Ainda não está claro exatamente por que George foi removido de seu cargo.
Mas a sua demissão ocorreu depois de ter enfrentado duas questões importantes: a decisão de Hegseth de bloquear a promoção de dois oficiais negros e duas mulheres a generais de uma estrela e a controversa aparecimento de helicópteros Apache fora da casa de Kid Rock.
Fontes disseram ao Washington Post que George tentou se encontrar com Hegseth para discutir a promoção bloqueada, mas foi rejeitado.

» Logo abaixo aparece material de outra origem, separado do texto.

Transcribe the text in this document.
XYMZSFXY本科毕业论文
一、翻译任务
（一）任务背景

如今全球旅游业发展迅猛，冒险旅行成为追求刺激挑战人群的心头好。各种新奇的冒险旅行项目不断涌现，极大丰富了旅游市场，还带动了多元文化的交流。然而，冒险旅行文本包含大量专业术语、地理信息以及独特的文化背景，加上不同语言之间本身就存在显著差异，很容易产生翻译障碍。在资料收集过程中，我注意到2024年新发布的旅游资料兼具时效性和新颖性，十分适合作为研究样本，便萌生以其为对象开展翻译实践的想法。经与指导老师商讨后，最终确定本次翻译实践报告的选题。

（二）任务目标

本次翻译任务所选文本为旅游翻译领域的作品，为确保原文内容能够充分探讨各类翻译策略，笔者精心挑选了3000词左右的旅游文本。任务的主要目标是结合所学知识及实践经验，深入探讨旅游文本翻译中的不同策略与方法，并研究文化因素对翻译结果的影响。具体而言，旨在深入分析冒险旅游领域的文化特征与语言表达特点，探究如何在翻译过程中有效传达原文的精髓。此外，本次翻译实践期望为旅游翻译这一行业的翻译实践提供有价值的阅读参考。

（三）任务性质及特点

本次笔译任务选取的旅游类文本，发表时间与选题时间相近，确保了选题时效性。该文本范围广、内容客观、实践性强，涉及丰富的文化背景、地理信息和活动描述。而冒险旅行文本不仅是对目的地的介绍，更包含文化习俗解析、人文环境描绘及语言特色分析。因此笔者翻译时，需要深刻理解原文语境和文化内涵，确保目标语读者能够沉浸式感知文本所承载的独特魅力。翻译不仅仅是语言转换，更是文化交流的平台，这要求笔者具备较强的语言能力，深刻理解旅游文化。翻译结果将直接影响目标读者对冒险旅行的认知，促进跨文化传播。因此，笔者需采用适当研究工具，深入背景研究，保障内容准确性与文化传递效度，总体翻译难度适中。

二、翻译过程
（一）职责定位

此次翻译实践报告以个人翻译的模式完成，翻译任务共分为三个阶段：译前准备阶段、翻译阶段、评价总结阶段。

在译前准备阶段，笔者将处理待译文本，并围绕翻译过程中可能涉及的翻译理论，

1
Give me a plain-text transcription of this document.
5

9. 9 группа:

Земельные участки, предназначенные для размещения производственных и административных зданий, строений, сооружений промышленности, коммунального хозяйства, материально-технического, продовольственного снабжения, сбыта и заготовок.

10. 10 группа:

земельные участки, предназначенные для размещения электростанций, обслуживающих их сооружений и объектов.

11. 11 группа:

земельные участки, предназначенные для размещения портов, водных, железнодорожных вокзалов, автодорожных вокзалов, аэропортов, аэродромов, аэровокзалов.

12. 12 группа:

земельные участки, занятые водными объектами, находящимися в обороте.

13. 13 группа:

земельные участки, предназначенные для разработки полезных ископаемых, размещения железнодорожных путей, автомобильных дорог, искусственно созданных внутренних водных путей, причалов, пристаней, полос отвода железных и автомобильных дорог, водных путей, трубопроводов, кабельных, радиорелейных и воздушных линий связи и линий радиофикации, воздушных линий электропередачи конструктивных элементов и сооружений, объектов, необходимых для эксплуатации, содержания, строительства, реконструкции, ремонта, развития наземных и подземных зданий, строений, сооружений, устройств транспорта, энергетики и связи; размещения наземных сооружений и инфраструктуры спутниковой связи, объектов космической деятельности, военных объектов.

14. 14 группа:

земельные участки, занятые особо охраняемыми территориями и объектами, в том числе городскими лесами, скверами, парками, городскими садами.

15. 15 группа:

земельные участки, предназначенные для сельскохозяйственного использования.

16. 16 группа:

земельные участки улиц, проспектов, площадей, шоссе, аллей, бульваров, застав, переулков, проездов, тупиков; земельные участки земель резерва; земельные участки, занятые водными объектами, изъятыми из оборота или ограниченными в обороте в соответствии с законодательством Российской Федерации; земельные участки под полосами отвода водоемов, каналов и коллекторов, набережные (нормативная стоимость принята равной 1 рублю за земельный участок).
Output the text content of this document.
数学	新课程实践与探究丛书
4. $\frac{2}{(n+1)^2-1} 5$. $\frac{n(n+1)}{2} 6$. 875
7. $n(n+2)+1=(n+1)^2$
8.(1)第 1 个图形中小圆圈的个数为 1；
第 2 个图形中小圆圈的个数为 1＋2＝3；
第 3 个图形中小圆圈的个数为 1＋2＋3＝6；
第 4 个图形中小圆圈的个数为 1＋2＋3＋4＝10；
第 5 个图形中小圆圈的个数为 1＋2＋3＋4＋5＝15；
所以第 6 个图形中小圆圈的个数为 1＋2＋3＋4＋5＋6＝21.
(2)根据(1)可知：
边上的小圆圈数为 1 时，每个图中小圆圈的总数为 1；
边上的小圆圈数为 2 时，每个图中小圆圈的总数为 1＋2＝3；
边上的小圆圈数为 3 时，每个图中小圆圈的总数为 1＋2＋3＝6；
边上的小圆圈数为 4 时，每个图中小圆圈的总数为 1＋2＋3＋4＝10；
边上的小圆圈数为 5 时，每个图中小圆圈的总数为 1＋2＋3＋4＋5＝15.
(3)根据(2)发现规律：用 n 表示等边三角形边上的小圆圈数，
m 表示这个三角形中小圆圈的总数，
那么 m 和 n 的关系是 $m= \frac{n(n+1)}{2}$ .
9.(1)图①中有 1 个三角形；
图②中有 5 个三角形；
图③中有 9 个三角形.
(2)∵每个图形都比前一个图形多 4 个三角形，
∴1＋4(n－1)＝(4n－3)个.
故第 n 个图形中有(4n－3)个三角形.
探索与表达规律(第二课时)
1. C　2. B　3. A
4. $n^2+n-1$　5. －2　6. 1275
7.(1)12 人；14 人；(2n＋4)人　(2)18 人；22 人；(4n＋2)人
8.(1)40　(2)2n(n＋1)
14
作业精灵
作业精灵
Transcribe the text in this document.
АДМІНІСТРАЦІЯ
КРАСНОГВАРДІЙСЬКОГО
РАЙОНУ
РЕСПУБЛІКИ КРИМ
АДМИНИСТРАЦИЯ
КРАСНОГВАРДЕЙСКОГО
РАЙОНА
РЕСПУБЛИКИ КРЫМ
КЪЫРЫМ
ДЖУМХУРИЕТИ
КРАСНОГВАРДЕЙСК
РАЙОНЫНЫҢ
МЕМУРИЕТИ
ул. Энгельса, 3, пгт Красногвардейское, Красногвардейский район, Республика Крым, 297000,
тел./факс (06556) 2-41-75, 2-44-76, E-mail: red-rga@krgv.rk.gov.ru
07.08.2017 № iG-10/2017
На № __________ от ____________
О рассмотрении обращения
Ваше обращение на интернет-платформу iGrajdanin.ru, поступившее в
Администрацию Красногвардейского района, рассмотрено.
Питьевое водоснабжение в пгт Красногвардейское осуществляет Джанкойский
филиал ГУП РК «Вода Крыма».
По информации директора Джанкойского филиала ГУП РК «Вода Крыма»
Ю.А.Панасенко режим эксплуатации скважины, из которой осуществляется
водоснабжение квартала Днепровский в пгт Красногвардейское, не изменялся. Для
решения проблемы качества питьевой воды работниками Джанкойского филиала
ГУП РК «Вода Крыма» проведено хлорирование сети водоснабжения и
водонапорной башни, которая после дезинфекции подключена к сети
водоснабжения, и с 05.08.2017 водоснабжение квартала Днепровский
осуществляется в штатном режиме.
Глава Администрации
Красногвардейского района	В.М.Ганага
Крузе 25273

Entretanto, o incidente envolvendo Kid Rock, um fervoroso apoiante de Trump, levou a uma investigação, com o Exército a decidir suspender as duas tripulações de helicópteros envolvidas.
Hegseth, no entanto, rapidamente rescindiu a suspensão das tripulações dos helicópteros e anulou a sonda.
George, que tinha mais de 40 anos de experiência no Exército, era a favor de deixar a investigação prosseguir, disseram duas pessoas familiarizadas com o assunto ao Washington Post.
“Não deveria ser surpresa que um homem que se alistou aos 18 anos, mais tarde comissionado como oficial e passou toda a sua vida adulta no exército, estivesse comprometido com os padrões e a disciplina”, disse um funcionário.
No entanto, George não foi o único oficial de alto nível do Exército que foi despedido nos últimos dias, com o Pentágono a confirmar ao Daily Mail que o General David Hodne, chefe do Comando de Transformação e Treino do Exército, e o Major General William Green Jr, chefe do corpo de capelães do Exército, também foram despedidos.
Trump anunciou na noite de terça-feira que as autoridades iranianas concordaram com um cessar-fogo de duas semanas e reabrirão o Estreito de Ormuz.
Hodne dirigia um departamento fundado pelo general George, nomeado por Biden, que foi instruído a renunciar e se aposentar imediatamente, informou a CBS News.
UM Pentágono oficial disse: ‘Estamos gratos por seu serviço, mas era hora de uma mudança de liderança no Exército.’
As rescisões ocorreram em meio à guerra no Irã, antes de Trump anunciar na noite de terça-feira que Autoridades iranianas concordaram com um cessar-fogo de duas semanas e reabrirá o Estreito de Ormuz.
Ele postou no Truth Social, ‘Concordo em suspender o bombardeio e ataque ao Irã por um período de duas semanas’, depois de anteriormente ter provocado temores apocalípticos quando ameaçou exterminar sua ‘civilização inteira’ se não reabrissem o Estreito.
O Presidente disse que, após conversações com o primeiro-ministro paquistanês Shehbaz Sharif, lhe foi garantido que o Irão concordará “com a abertura completa, imediata e segura do Estreito de Ormuz”.
“Este será um cessar-fogo bilateral”, escreveu Trump. “A razão para o fazermos é que já atingimos e ultrapassamos todos os objectivos militares e estamos muito avançados num acordo definitivo relativo à paz a longo prazo com o Irão.”
Israel também concordou em suspender os ataques ao Irã por duas semanas, disse um alto Casa Branca disse um oficial à Axios, com o cessar-fogo entrando em vigor assim que o Estreito de Ormuz for reaberto.
Autoridades iranianas disseram que o cessar-fogo foi aprovado pelo novo líder supremo, o aiatolá Mojtaba Khamenei, apesar de relatórios de inteligência afirmarem que ele está em coma.
O ministro das Relações Exteriores do Irã, Abbas Araghchi, confirmou a trégua e que “a passagem segura pelo Estreito de Ormuz será possível” durante o período de duas semanas.
Trump disse que a proposta de 10 pontos “é uma base viável para negociar”, apesar de ter dito na segunda-feira que o acordo não era “bom o suficiente”.
O Daily Mail entrou em contato com o Exército, o Pentágono e a Casa Branca para comentar.